Mala fe contractual codigo civil

cómo demostrar la mala fe ante los tribunales

En relación con la negociación, adquiere relevancia la información de mercado sobre circunstancias, características, elementos, términos, supuestos relativos al contrato a celebrar (por ejemplo, sobre las circunstancias del mercado, sobre la conveniencia del trato, sobre los términos contractuales, sobre las características o calidad de los bienes, productos, servicios, rasgos o cualidades de las personas de las partes contratantes).

En la fase previa de la negociación, normalmente existen asimetrías de información entre las partes, que además son recíprocas, sobre circunstancias inherentes a la negociación; pueden referirse a las características de las partes (de sus bienes, de sus servicios: información oculta), o a la conducta de las propias partes (acción oculta).
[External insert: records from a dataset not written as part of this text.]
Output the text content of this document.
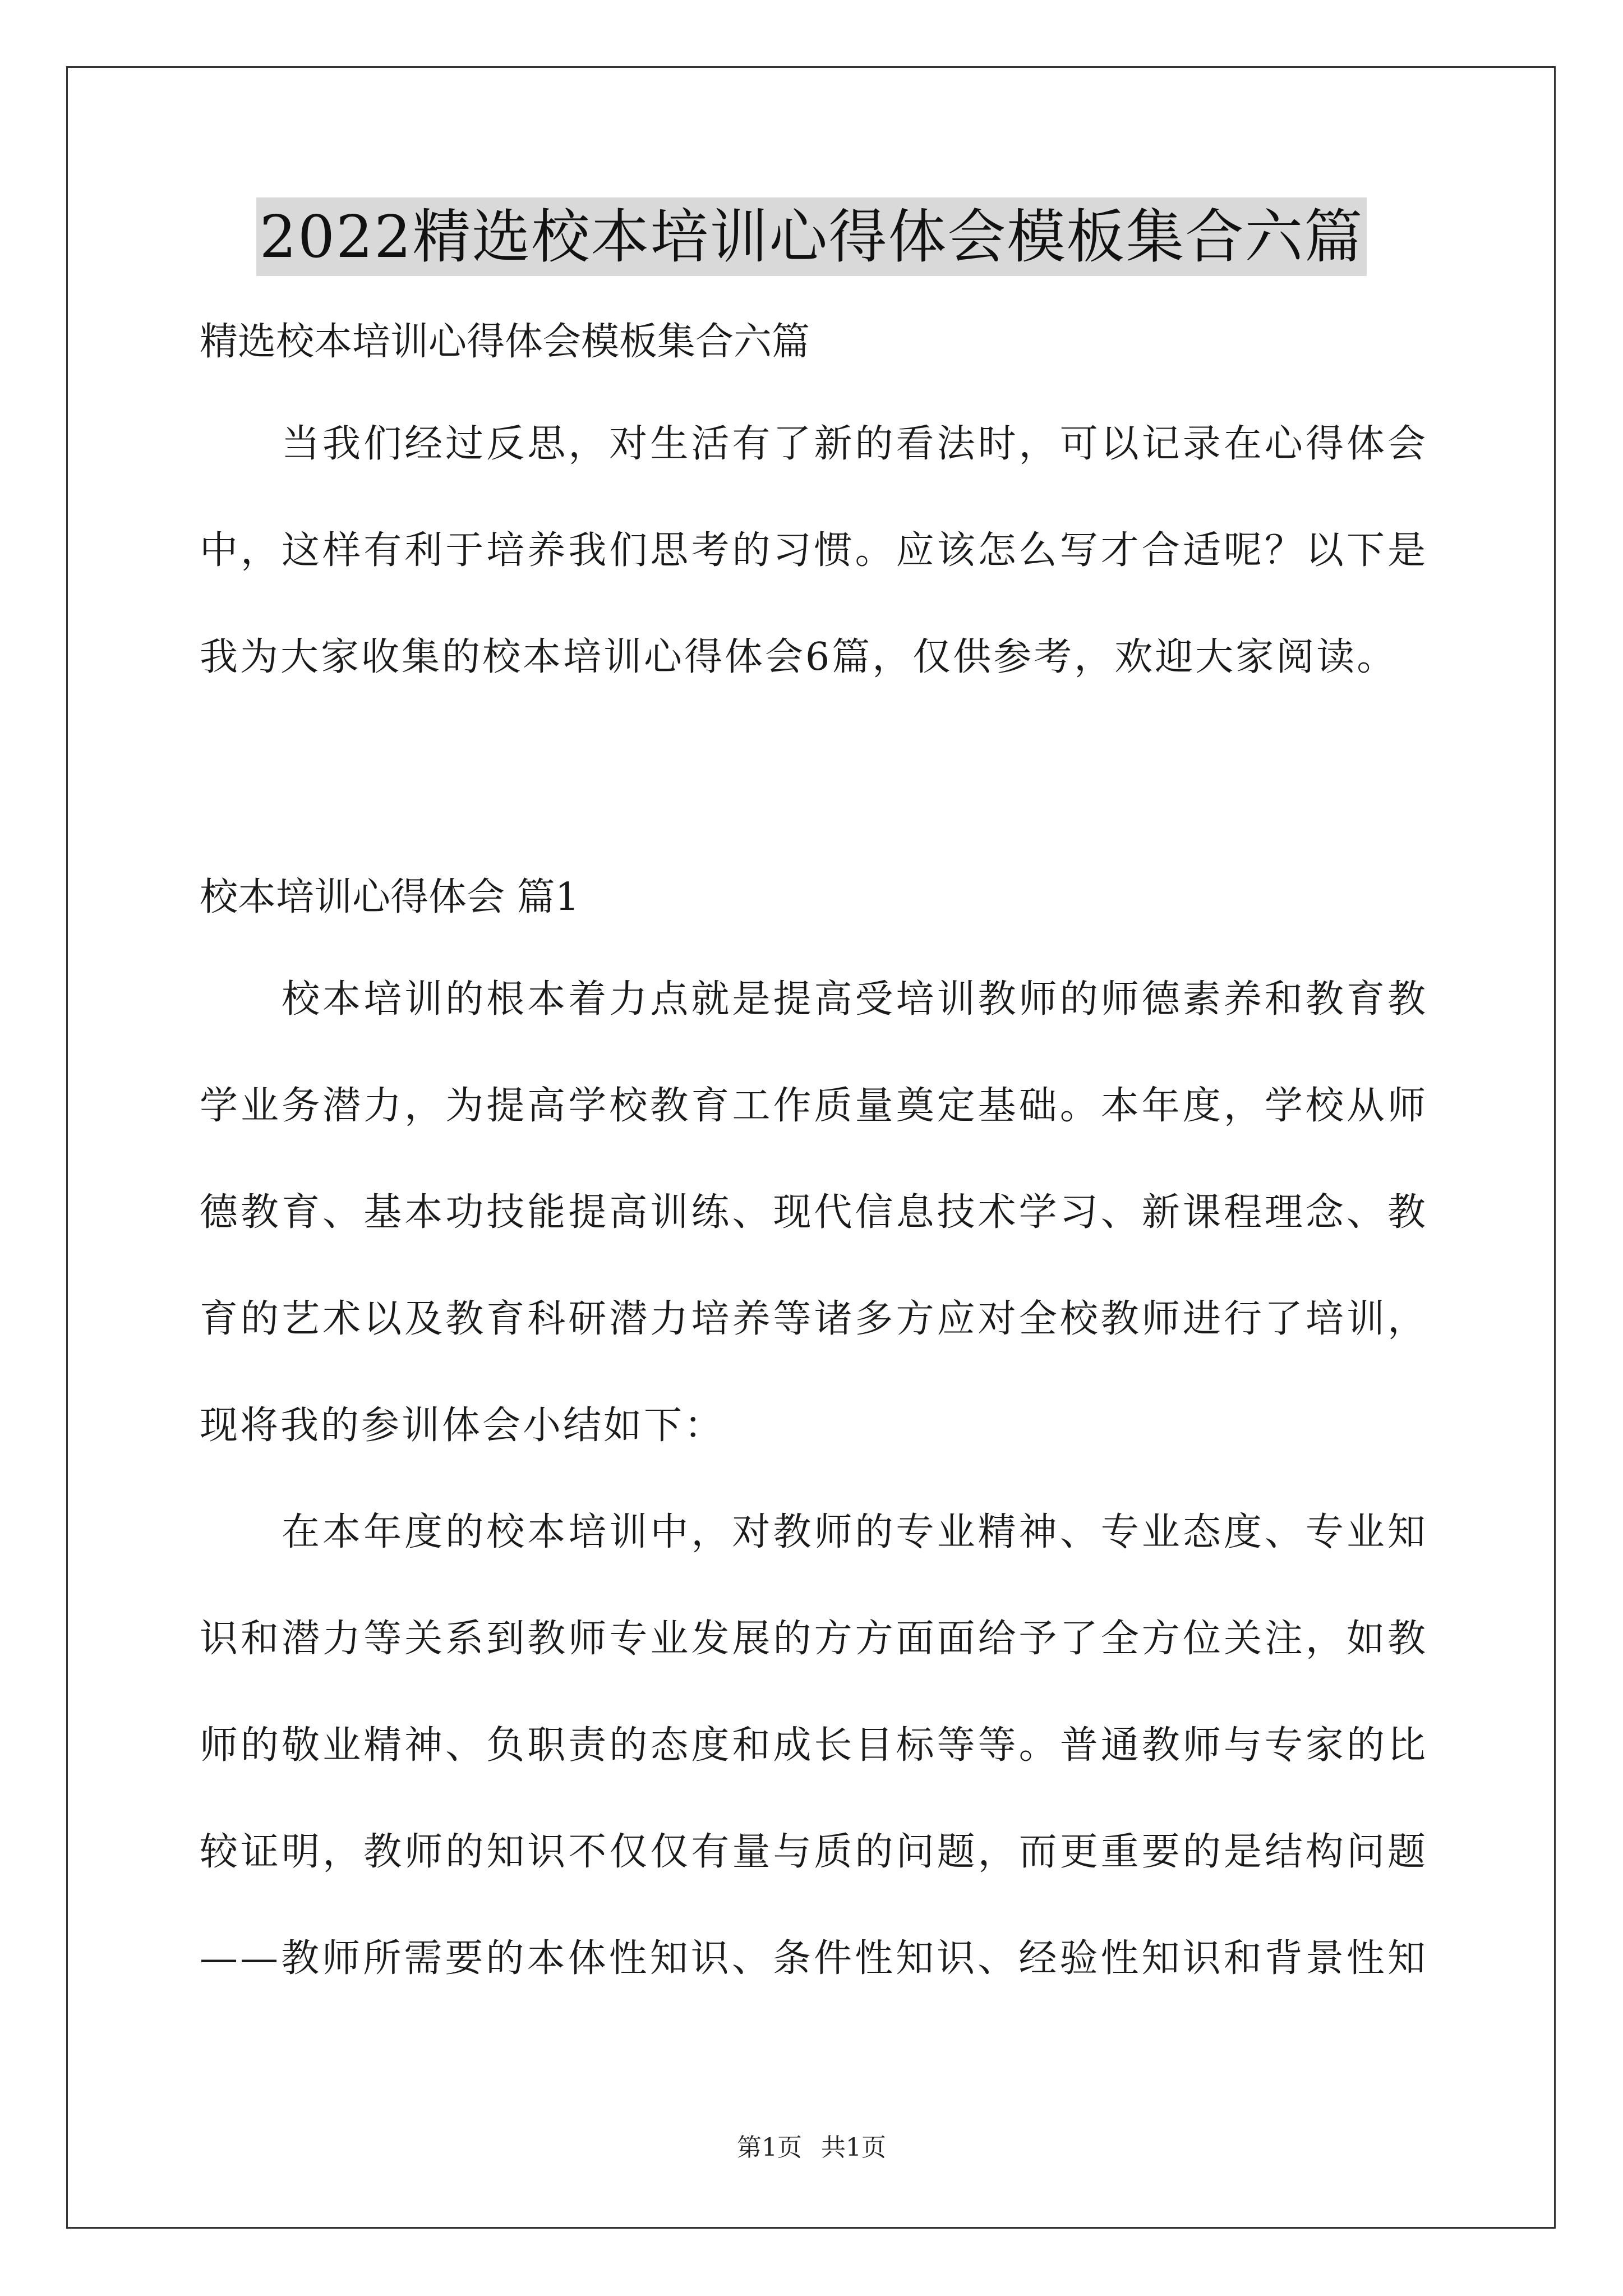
2022精选校本培训心得体会模板集合六篇
精选校本培训心得体会模板集合六篇
当我们经过反思，对生活有了新的看法时，可以记录在心得体会
中，这样有利于培养我们思考的习惯。应该怎么写才合适呢？以下是
我为大家收集的校本培训心得体会6篇，仅供参考，欢迎大家阅读。
校本培训心得体会 篇1
校本培训的根本着力点就是提高受培训教师的师德素养和教育教
学业务潜力，为提高学校教育工作质量奠定基础。本年度，学校从师
德教育、基本功技能提高训练、现代信息技术学习、新课程理念、教
育的艺术以及教育科研潜力培养等诸多方应对全校教师进行了培训，
现将我的参训体会小结如下：
在本年度的校本培训中，对教师的专业精神、专业态度、专业知
识和潜力等关系到教师专业发展的方方面面给予了全方位关注，如教
师的敬业精神、负职责的态度和成长目标等等。普通教师与专家的比
较证明，教师的知识不仅仅有量与质的问题，而更重要的是结构问题
——教师所需要的本体性知识、条件性知识、经验性知识和背景性知
第1页 共1页
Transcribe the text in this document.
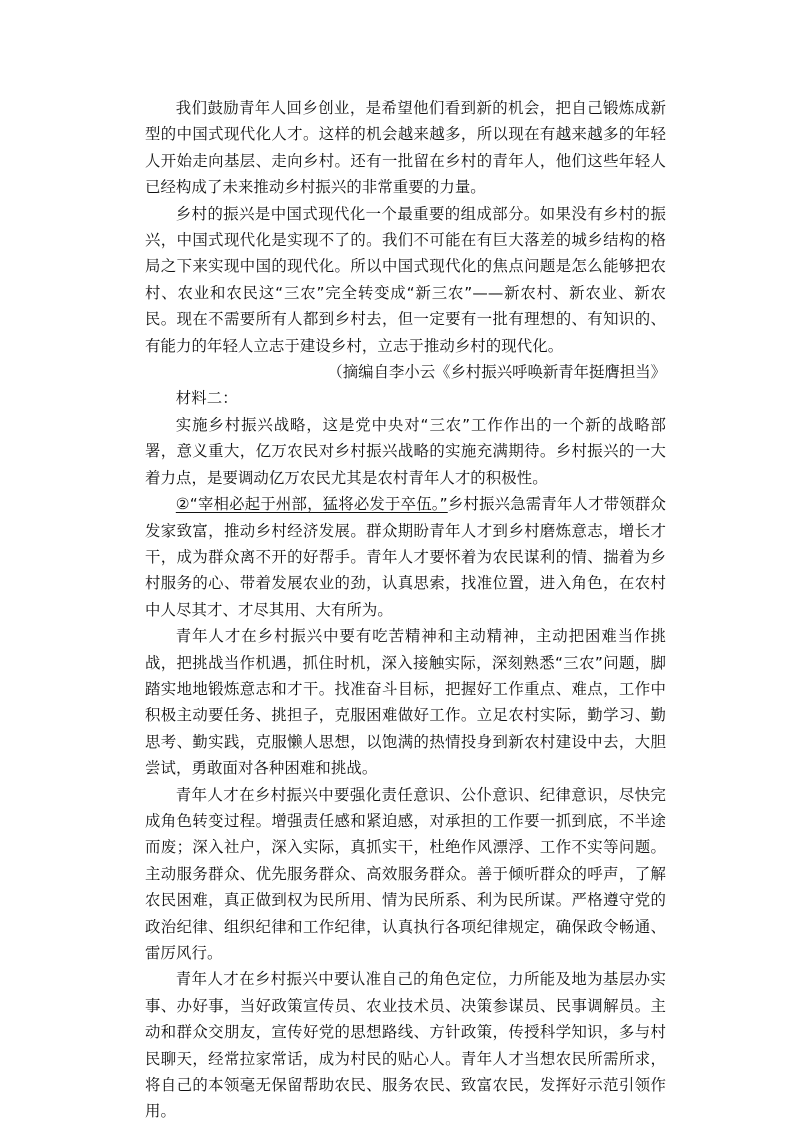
我们鼓励青年人回乡创业，是希望他们看到新的机会，把自己锻炼成新型的中国式现代化人才。这样的机会越来越多，所以现在有越来越多的年轻人开始走向基层、走向乡村。还有一批留在乡村的青年人，他们这些年轻人已经构成了未来推动乡村振兴的非常重要的力量。

乡村的振兴是中国式现代化一个最重要的组成部分。如果没有乡村的振兴，中国式现代化是实现不了的。我们不可能在有巨大落差的城乡结构的格局之下来实现中国的现代化。所以中国式现代化的焦点问题是怎么能够把农村、农业和农民这“三农”完全转变成“新三农”——新农村、新农业、新农民。现在不需要所有人都到乡村去，但一定要有一批有理想的、有知识的、有能力的年轻人立志于建设乡村，立志于推动乡村的现代化。

（摘编自李小云《乡村振兴呼唤新青年挺膺担当》

材料二：

实施乡村振兴战略，这是党中央对“三农”工作作出的一个新的战略部署，意义重大，亿万农民对乡村振兴战略的实施充满期待。乡村振兴的一大着力点，是要调动亿万农民尤其是农村青年人才的积极性。

②“宰相必起于州部，猛将必发于卒伍。”乡村振兴急需青年人才带领群众发家致富，推动乡村经济发展。群众期盼青年人才到乡村磨炼意志，增长才干，成为群众离不开的好帮手。青年人才要怀着为农民谋利的情、揣着为乡村服务的心、带着发展农业的劲，认真思索，找准位置，进入角色，在农村中人尽其才、才尽其用、大有所为。

青年人才在乡村振兴中要有吃苦精神和主动精神，主动把困难当作挑战，把挑战当作机遇，抓住时机，深入接触实际，深刻熟悉“三农”问题，脚踏实地地锻炼意志和才干。找准奋斗目标，把握好工作重点、难点，工作中积极主动要任务、挑担子，克服困难做好工作。立足农村实际，勤学习、勤思考、勤实践，克服懒人思想，以饱满的热情投身到新农村建设中去，大胆尝试，勇敢面对各种困难和挑战。

青年人才在乡村振兴中要强化责任意识、公仆意识、纪律意识，尽快完成角色转变过程。增强责任感和紧迫感，对承担的工作要一抓到底，不半途而废；深入社户，深入实际，真抓实干，杜绝作风漂浮、工作不实等问题。主动服务群众、优先服务群众、高效服务群众。善于倾听群众的呼声，了解农民困难，真正做到权为民所用、情为民所系、利为民所谋。严格遵守党的政治纪律、组织纪律和工作纪律，认真执行各项纪律规定，确保政令畅通、雷厉风行。

青年人才在乡村振兴中要认准自己的角色定位，力所能及地为基层办实事、办好事，当好政策宣传员、农业技术员、决策参谋员、民事调解员。主动和群众交朋友，宣传好党的思想路线、方针政策，传授科学知识，多与村民聊天，经常拉家常话，成为村民的贴心人。青年人才当想农民所需所求，将自己的本领毫无保留帮助农民、服务农民、致富农民，发挥好示范引领作用。
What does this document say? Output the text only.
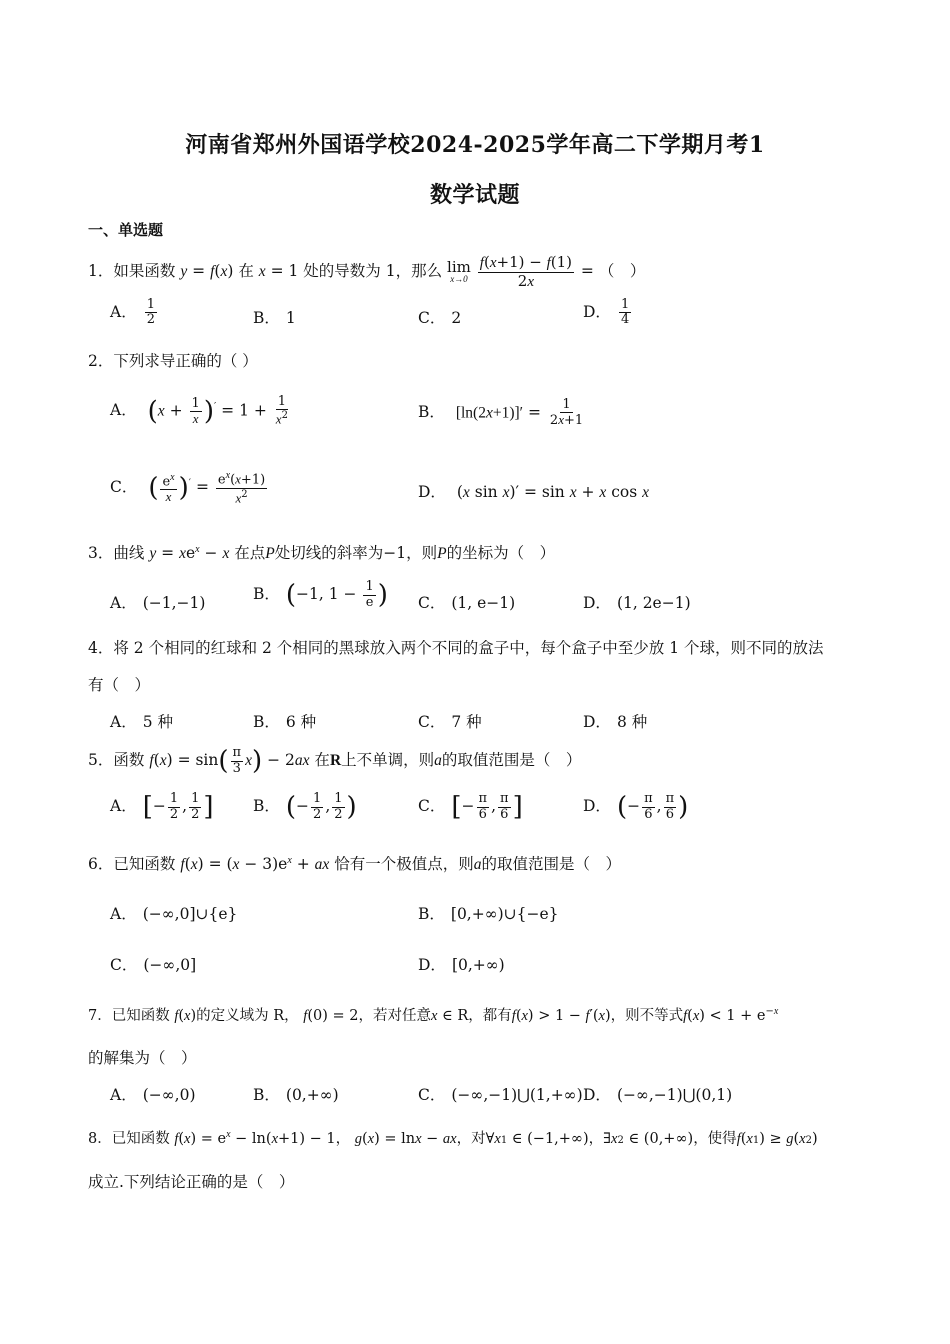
河南省郑州外国语学校2024-2025学年高二下学期月考1
数学试题
一、单选题
1．如果函数 y = f(x) 在 x = 1 处的导数为 1，那么 lim
x→0
$\frac{f(x+1) - f(1)}{2x}$ = （　）
A． $\frac{1}{2}$	B． 1	C． 2	D． $\frac{1}{4}$
2．下列求导正确的（ ）
A． $(x + \frac{1}{x} )' = 1 + \frac{1}{x^2}$	B． $[\ln(2x+1)]' = \frac{1}{2x+1}$
C． ( $\frac{e^x}{x} )' = \frac{e^x(x+1)}{x^2}$	D． (x sin x)′ = sin x + x cos x
3．曲线 $y = xe^x - x$ 在点P处切线的斜率为−1，则P的坐标为（　）
A． (−1,−1)	B． (−1, $1 - \frac{1}{e}$ ) C． (1, e−1)	D． (1, 2e−1)
4．将 2 个相同的红球和 2 个相同的黑球放入两个不同的盒子中，每个盒子中至少放 1 个球，则不同的放法
有（　）
A． 5 种	B． 6 种	C． 7 种	D． 8 种
5．函数 $f(x) = \sin( \frac{\pi}{3} x) - 2ax$ 在R上不单调，则a的取值范围是（　）
A． [− $\frac{1}{2}$ , $\frac{1}{2}$ ]	B． (− $\frac{1}{2}$ , $\frac{1}{2}$ )	C． [− $\frac{\pi}{6}$ , $\frac{\pi}{6}$ ]	D． (− $\frac{\pi}{6}$ , $\frac{\pi}{6}$ )
6．已知函数 $f(x) = (x - 3)e^x$ + ax 恰有一个极值点，则a的取值范围是（　）
A． (−∞,0]∪{e}	B． [0,+∞)∪{−e}
C． (−∞,0]	D． [0,+∞)
7．已知函数 f(x)的定义域为 R， f(0) = 2，若对任意x ∈ R，都有f(x) > 1 − f′(x)，则不等式$f(x) < 1 + e^{-x}$
的解集为（　）
A． (−∞,0)	B． (0,+∞)	C． (−∞,−1)⋃(1,+∞) D． (−∞,−1)⋃(0,1)
8．已知函数 $f(x) = e^x - \ln(x+1) - 1$， g(x) = lnx − ax，对∀x1 ∈ (−1,+∞)，∃x2 ∈ (0,+∞)，使得f(x1) ≥ g(x2)
成立.下列结论正确的是（　）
Una parte puede tener más información2 que la otra sobre circunstancias relativas al contrato; y se presume que una parte tiene más información que la otra sobre circunstancias relativas a supuestos relevantes, elementos y características esenciales del contrato, que se encuentran dentro de su esfera de influencia o bajo su control, en particular en lo que se refiere a sus características (sobre sus características, su capacidad, sus cualidades, su capacidad de ejecución; las características, cualidades de su ejecución, sus bienes, su propiedad; los términos del contrato preparado, etc.). Esta información puede influir en la decisión de la otra parte de celebrar o no el contrato y en las condiciones en que se celebrará.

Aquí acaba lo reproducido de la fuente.